-1

So I'm a newbie to machine-learning and i have been trying to implement gradient descent. My code seems to be right (I think) but it didn't converge to the global optimum.

import numpy as np
import pandas as pd
import matplotlib.pyplot as plt


def AddOnes(matrix):
    one = np.ones((matrix.shape[0], 1))
    X_bar = np.concatenate((one, matrix), axis=1)
    return X_bar


# Load data
df = pd.read_excel("Book1.xlsx", header=3)
X = np.array([df['Height']]).T
y = np.array([df['Weight']]).T

m = X.shape[0]
n = X.shape[1]
iterations = 30

# Build X_bar
X = AddOnes(X)

# Gradient descent
alpha = 0.00003
w = np.ones((n+1,1))
for i in range(iterations):
    h = np.dot(X, w)
    w -= alpha/m * np.dot(X.T, h-y)

print(w)

x0 = np.array([np.linspace(145, 185, 2)]).T
x0 = AddOnes(x0)
y0 = np.dot(x0, w)
x0 = np.linspace(145, 185, 2)

# Visualizing
plt.plot(X, y, 'ro')
plt.plot(x0, y0)
plt.axis([140, 190, 40, 80])
plt.xlabel("Height(cm)")
plt.ylabel("Weight(kg)")
plt.show()

Visualizing data

  • 3
    What's the question? There is no guarantee that GD will converge to the global optimum. – cheersmate Nov 06 '18 at 13:41
  • 1
    Getting to the global optima requires you to tune the two hyperparameters: the learning rate (alpha) and the number of iterations, have you done this? – Dr. Snoopy Nov 06 '18 at 13:49
  • I think with just 2 features there should be just 1 optimum, isn't it ? Or am I wrong ? – Ming Zheng Nov 06 '18 at 13:56
  • There can be many local optima depending on the data. Consider the function sin(x)*sin(y) for instance. – John Nov 06 '18 at 15:25
  • 1
    It may help to start by fitting two data points to a straight line, and after that works then try something more complex. – James Phillips Nov 06 '18 at 16:57
  • Possible duplicate of [gradient descent using python and numpy](https://stackoverflow.com/questions/17784587/gradient-descent-using-python-and-numpy) – Itamar Mushkin Jun 30 '19 at 05:28

1 Answers1

0

You are using Linear Regression with a single neuron, a single neuron can only learn a straight line irrespective of the dataset you provide, where W acts as slope , your network has learnt optimal W for your X such that WX gives minimal error.

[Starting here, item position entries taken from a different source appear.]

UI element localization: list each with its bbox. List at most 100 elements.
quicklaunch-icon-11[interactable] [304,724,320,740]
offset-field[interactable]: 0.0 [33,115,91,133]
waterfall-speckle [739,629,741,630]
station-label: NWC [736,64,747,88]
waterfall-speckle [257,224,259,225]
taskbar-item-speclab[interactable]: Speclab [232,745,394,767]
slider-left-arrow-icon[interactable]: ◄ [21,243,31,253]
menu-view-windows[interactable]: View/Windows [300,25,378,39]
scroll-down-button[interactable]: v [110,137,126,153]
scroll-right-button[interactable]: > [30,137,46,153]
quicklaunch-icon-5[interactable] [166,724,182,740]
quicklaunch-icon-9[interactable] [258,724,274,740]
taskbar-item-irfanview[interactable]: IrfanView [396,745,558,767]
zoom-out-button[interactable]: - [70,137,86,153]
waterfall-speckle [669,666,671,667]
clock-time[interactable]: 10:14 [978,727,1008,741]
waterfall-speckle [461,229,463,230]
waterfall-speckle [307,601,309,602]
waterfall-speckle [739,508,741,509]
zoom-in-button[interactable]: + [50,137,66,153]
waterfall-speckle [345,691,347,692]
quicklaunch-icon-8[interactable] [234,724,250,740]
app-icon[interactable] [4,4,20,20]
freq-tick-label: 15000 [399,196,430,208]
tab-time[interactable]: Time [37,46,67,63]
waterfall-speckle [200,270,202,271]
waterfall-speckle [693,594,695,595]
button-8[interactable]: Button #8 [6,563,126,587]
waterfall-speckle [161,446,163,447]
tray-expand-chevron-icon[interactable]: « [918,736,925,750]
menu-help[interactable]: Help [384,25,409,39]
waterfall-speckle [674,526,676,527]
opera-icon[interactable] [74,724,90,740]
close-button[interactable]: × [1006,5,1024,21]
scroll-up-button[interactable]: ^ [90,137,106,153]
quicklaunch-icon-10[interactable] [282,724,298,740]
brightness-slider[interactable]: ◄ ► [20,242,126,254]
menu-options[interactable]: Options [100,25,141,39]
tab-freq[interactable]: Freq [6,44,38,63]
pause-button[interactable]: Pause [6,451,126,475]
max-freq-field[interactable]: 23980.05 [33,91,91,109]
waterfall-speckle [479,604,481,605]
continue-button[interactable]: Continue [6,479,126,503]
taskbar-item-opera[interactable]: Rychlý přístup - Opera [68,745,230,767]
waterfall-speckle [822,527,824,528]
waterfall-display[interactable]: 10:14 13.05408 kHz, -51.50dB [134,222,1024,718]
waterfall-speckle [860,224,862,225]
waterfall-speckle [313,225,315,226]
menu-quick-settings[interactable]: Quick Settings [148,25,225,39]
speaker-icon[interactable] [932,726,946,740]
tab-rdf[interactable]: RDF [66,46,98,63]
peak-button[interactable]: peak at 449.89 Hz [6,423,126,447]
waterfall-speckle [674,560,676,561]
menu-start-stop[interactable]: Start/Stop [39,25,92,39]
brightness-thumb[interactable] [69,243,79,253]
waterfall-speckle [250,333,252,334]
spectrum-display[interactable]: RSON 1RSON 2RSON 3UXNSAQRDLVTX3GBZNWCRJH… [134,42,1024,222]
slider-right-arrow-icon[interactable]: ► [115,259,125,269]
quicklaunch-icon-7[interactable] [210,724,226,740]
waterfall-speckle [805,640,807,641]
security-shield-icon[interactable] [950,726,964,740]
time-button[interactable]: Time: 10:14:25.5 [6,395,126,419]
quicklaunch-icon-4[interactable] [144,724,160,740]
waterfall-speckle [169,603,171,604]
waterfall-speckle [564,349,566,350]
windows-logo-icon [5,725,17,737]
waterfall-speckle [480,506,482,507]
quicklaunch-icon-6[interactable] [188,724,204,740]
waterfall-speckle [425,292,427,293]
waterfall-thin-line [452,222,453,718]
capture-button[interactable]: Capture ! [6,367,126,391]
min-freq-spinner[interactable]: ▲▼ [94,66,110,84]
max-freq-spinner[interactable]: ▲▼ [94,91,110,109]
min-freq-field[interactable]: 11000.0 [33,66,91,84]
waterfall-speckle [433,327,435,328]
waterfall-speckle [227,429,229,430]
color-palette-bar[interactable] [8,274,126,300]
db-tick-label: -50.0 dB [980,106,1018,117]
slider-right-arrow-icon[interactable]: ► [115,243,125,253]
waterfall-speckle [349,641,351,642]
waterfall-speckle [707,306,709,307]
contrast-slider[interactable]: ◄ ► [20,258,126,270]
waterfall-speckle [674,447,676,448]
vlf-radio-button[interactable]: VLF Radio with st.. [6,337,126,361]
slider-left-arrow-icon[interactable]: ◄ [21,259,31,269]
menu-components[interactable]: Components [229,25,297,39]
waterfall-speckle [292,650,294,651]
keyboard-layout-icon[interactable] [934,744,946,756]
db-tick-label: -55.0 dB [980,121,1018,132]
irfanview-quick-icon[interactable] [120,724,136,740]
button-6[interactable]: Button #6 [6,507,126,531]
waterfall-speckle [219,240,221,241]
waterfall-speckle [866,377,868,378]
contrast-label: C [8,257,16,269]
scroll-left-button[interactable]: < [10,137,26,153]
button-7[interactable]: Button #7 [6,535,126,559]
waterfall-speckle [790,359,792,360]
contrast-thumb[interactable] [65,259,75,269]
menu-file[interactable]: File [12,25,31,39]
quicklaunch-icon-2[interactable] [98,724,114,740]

The scatter plot (red dot) of the output shows your dataset values, you can observe that , the dataset is not linear, so even if you train 1M times, the algorithm will never converge. But the learnt function is optimal for sure, as it is a straight line that has minimal error.

So , I recommed you to use multiple layers with non-liner activations like ReLu and Sigmoid. Use linear activation at output as you are predicting a real number.